Every evening the unwieldy covered vehicles rumbled into the courtyard, the men walking beside the tired horses. There would be a burst of foreign jabbering, and then the wagons would dis­gorge a flood of women and children from the Palatinate who stretched and groaned, for they had been perched uneasily on the chairs and chests that were all their worldly goods. Boys of Ben­jamin's own age who could not speak his language stared gravely at him in the courtyard; later perhaps they threw stones at him with the sudden hatred that springs up in childish breasts at the sight of strangers. Often the lad must have helped in the tap­room or carried warming pans up to the crowded chambers where the Germans lay, covering the floor as well as the beds.
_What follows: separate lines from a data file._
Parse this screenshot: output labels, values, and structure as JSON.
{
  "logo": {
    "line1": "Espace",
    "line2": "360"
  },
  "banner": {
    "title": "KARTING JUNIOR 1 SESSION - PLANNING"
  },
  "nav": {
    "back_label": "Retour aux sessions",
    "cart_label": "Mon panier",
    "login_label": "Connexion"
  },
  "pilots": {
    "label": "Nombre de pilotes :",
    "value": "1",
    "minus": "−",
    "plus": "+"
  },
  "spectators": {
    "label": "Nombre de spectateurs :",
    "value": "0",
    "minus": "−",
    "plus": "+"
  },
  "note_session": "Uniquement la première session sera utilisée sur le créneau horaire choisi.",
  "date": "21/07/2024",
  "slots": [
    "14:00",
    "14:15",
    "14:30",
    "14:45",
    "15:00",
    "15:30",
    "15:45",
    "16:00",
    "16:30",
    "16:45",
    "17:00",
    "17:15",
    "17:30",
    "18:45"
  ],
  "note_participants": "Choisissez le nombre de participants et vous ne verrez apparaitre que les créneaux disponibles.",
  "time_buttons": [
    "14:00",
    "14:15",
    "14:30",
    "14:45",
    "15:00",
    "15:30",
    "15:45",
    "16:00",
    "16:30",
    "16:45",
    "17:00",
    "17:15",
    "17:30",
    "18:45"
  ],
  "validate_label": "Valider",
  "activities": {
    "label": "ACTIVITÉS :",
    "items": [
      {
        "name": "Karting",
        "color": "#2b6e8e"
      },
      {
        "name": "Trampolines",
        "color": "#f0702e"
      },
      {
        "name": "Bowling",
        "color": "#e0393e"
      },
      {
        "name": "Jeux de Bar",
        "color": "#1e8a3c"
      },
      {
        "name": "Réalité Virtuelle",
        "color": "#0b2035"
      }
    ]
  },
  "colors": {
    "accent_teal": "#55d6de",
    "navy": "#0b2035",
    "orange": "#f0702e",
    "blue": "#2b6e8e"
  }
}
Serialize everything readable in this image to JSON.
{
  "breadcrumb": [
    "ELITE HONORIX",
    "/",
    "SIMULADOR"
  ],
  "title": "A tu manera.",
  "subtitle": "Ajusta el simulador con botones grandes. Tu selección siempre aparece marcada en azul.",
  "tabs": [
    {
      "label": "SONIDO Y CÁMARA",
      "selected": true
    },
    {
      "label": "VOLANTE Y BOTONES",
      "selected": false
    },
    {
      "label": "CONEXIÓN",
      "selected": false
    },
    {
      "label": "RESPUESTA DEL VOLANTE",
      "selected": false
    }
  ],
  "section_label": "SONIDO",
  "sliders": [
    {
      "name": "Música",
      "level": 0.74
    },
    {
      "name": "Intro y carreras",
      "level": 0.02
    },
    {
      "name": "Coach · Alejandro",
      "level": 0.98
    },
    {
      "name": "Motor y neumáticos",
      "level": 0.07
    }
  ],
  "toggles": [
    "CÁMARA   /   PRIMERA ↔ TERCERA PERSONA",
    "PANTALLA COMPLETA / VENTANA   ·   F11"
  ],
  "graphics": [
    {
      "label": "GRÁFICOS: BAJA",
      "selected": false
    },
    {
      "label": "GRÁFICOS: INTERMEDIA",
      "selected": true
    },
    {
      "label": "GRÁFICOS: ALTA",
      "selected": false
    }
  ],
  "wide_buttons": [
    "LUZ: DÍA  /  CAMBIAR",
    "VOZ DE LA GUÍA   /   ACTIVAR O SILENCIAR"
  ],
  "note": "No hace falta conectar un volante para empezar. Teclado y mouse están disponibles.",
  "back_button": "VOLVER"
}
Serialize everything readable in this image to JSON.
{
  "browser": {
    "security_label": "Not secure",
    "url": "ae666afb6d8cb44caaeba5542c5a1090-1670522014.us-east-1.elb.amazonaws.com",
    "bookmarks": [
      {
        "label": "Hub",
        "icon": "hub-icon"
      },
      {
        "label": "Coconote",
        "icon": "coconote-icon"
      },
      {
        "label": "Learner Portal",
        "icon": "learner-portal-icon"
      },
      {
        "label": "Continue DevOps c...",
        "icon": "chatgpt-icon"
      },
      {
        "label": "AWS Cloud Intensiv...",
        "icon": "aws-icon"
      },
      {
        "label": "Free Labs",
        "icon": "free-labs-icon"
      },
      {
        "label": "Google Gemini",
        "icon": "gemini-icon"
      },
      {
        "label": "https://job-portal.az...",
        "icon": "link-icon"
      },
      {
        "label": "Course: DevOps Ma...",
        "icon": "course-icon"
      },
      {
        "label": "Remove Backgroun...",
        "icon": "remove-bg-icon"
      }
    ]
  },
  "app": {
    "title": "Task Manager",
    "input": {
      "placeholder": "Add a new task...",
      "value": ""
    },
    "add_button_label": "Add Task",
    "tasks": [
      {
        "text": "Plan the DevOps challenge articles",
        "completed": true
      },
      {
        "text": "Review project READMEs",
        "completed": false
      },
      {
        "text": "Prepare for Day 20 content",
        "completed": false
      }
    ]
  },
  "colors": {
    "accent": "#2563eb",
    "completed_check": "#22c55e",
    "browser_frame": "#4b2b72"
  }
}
Thus the years passed until when Benjamin was six destiny inter­vened; he was, he told Gait, left to watch over his sister's baby. The vigil proved a long one and finally, in utter boredom, he reached for the pen and paper that lay on a near-by table and drew the infant's picture. On her return, Mrs. West was delighted. "I do declare," she cried, "he has made a likeness of Sally!" And she kissed him: "That kiss," West used to say sententiously, "made me a painter."

But more important was the fact that his father was deeply im­pressed, perhaps because he saw in the drawing the sign he was waiting for, or perhaps because he thought it remarkable that his son should spontaneously start to draw when he had rarely seen a picture. There were hardly any pictures in the region for him to see, since the Quakers frowned on all "images" as tending to­ward "Popish idolatry" and encouraging "the lust of the eyes." Had John West been -more orthodox, he might have regarded his son's leaning toward art as evidence of an indwelling devil, but the innkeeper, who was born a Quaker and lived in a Quaker community, had proved the independence of his mind by resign­ing from meeting over some doctrinal disagreement. However, he continually took his doubts and his family to worship, and many years later returned to the fold. We have the testimony of one of his neighbours that he was a very religious man.

Most amazingly, when John West exhibited to his more orthodox neighbours the drawings he now encouraged his son to execute, only a few followed the strict doctrinal line and denounced the boy's accomplishments as wicked; most of the Friends were im­pressed. If we accept the story of West's miraculous birth, this would explain their ready acquiescence, for they would never have dared question the manifest will of God; otherwise we can point out only that the Quakers who lived near Chester had already proved themselves one of the most radical communities in all America. As early as 1711, the sober farmers, sitting quietly in quarterly meeting, had adopted one of the first resolutions ever voted that denounced slavery, a resolution so revolutionary that it was greeted with horror by the central body of the Friends, the Philadelphia Yearly Meeting. Year after year John West's neigh­bours sent their demands to.Philadelphia, until gradually other meetings followed their example. However, it was not till forty-three years after their first resolution that John Woolman pub­lished his famous Some Considerations on the Keeping of Negroes, and still another four years were to pass before the Friends came out unequivocally against all forms of slavery. Benjamin West was to tell Gait that his father had started the movement by freeing a slave of his own and arguing with his neighbours. This must be an exaggeration, since John West, who was not officially a Quaker, did not reach America until three years after the Chester meeting had adopted its first resolution. However, innkeepers were men of influence in those days; his action may have materially strength­ened the movement for reform.